I shook his hand and looked into his eyes. Deep, cloudy colors stared back at me. He smiled a simple smile and showed me how many teeth he had left. None were in the middle of his mouth. I stepped back to get a better look at the man that I had just extended my hand to. He stood there in wonderment looking at me; I was a stranger who was interested in who he was, what he was doing there and why he had only four teeth and six fingers.

“My name’s Nubs,” he said to me, starting and stopping before the beginning of each word. He hesitantly looked at himself and then looked back at me.

“A nickname?” I said to him, pointing to his left hand which consisted only of a strong thumb. The name “Nubs” sounded appropriate after I got a closer look at him. He was not well-spoken, but he was happy. He was dirty, attentive and never shifted his weight from one torn up shoe to the other. He stood firm, dressed in a World Golf Village polo shirt and a green backwards hat. All of his clothing looked to be handed down from a shelter or a previous job.

But Nubs’ regular “jobs” were never regular — they were grueling days of long, hard labor-based work. He described being a Marine during the Vietnam War, how it led him back to Hastings, and thereafter, to work on the farms.

Hastings is a tiny town just north of St. Augustine that is home to many migrant farm workers. Many of these hard workers have either experienced tragic life situations or have lived in Hastings their entire life. Some live on a “camp,” where they may live with three other men in a concrete hotel-styled “apartment,” while others consider their home to be wherever they sleep that night.

The food bank held in the W.E Harris Community Center is not only a powerhouse for the hungry, but is also a life-saving set-up for hundreds of families who may not be able to eat otherwise.

Nubs was just one of many people at the Hastings food bank that I was assigned to film for class. He helped carry food in, set up, sweep, break down the food’s cardboard boxes and leant his hand(s) to just about any effort he could. He smiled nervously at pretty faces, he waved to strangers and he was there and gone before you ever even had the chance to get his name.

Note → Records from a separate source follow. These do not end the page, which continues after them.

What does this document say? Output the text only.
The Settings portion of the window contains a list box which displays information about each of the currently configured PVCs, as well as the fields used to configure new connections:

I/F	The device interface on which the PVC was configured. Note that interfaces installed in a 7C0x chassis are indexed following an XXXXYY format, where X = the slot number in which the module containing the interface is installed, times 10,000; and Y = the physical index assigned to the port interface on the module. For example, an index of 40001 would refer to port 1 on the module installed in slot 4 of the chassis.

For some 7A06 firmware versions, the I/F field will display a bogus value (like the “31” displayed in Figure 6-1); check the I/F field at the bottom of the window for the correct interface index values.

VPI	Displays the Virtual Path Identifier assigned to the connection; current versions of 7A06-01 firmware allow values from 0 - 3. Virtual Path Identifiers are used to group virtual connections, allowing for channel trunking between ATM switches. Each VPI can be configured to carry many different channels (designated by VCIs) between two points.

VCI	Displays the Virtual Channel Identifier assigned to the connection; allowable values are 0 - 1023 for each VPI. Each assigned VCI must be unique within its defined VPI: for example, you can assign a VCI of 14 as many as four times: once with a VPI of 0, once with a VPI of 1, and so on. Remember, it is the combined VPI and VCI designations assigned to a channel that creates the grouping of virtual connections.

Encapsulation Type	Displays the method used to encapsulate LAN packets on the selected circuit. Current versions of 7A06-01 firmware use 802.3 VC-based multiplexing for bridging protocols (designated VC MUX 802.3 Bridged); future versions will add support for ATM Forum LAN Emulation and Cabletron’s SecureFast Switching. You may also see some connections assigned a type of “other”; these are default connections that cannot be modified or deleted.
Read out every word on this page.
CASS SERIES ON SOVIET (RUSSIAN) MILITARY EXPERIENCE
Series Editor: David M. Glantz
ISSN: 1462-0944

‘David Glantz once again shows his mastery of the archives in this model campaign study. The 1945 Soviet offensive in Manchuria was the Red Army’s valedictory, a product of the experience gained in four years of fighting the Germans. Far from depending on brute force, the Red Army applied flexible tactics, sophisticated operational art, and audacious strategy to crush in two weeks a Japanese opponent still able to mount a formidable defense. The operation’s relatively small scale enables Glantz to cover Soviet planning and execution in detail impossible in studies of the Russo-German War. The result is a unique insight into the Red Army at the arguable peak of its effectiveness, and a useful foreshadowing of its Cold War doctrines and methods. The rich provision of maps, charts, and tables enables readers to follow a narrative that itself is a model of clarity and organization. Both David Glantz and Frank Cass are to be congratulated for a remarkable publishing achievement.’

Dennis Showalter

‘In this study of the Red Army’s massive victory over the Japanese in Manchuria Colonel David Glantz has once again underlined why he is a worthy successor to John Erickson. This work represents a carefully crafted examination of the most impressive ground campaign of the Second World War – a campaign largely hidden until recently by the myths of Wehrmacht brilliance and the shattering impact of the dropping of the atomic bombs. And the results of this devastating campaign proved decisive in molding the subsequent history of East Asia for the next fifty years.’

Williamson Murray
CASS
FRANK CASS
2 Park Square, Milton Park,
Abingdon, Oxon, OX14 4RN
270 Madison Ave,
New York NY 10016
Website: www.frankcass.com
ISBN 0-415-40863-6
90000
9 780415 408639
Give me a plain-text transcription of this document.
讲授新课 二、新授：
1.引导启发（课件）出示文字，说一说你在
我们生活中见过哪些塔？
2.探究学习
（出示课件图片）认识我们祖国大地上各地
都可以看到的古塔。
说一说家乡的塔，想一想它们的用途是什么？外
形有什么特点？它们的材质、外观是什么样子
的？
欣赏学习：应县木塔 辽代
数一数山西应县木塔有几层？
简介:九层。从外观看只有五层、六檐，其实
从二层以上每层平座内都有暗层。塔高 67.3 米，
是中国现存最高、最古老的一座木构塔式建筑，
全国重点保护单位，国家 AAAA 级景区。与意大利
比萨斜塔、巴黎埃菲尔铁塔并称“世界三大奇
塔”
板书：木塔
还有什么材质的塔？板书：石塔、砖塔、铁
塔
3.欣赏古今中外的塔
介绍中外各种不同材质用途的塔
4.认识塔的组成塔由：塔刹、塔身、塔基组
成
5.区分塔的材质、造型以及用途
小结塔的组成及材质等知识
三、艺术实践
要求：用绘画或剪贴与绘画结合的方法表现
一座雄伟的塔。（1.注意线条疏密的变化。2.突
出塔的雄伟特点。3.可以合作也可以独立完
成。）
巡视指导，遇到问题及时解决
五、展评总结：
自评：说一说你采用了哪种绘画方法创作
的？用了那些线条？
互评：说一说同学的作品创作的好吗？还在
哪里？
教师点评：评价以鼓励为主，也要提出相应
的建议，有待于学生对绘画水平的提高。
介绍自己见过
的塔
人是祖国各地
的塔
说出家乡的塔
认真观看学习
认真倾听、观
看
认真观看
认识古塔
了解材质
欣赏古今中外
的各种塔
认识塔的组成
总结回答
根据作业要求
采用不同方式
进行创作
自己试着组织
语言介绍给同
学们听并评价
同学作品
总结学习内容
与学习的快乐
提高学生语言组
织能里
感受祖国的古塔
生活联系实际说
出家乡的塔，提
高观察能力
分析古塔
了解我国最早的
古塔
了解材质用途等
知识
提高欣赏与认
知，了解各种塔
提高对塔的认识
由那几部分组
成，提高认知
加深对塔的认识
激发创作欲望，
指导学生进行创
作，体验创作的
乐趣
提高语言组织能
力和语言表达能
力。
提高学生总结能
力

Willing to help and happy to do so, Nubs made me think quickly and plainly of what was really important in this maze we call life. Love. Trust. Happiness. Peace. It sounds ridiculously cliche, but it’s not every day that you meet someone whose extra cash is probably less than the cost of your socks. He barely had anything. The dirt on his fingertips could have left thick fingerprints. The hat on his head may have belonged to a 12-year-old boy who got sick of his Christmas gift after a measly six months. He didn’t have a wallet. He had no valuables. He was materialistically poor, but he was emotionally rich. I suddenly looked up to him.

Nubs was a simple man who wanted nothing more than to wake up in the morning. After fighting, moving and working, having a family and leaving all of it to memory, he seemed to be one of the most grateful and appreciative people I’ve yet to come across. I didn’t think that a man with such few teeth and fingers could touch my heart so deeply, but that was my poor judgement and now that’s all long gone.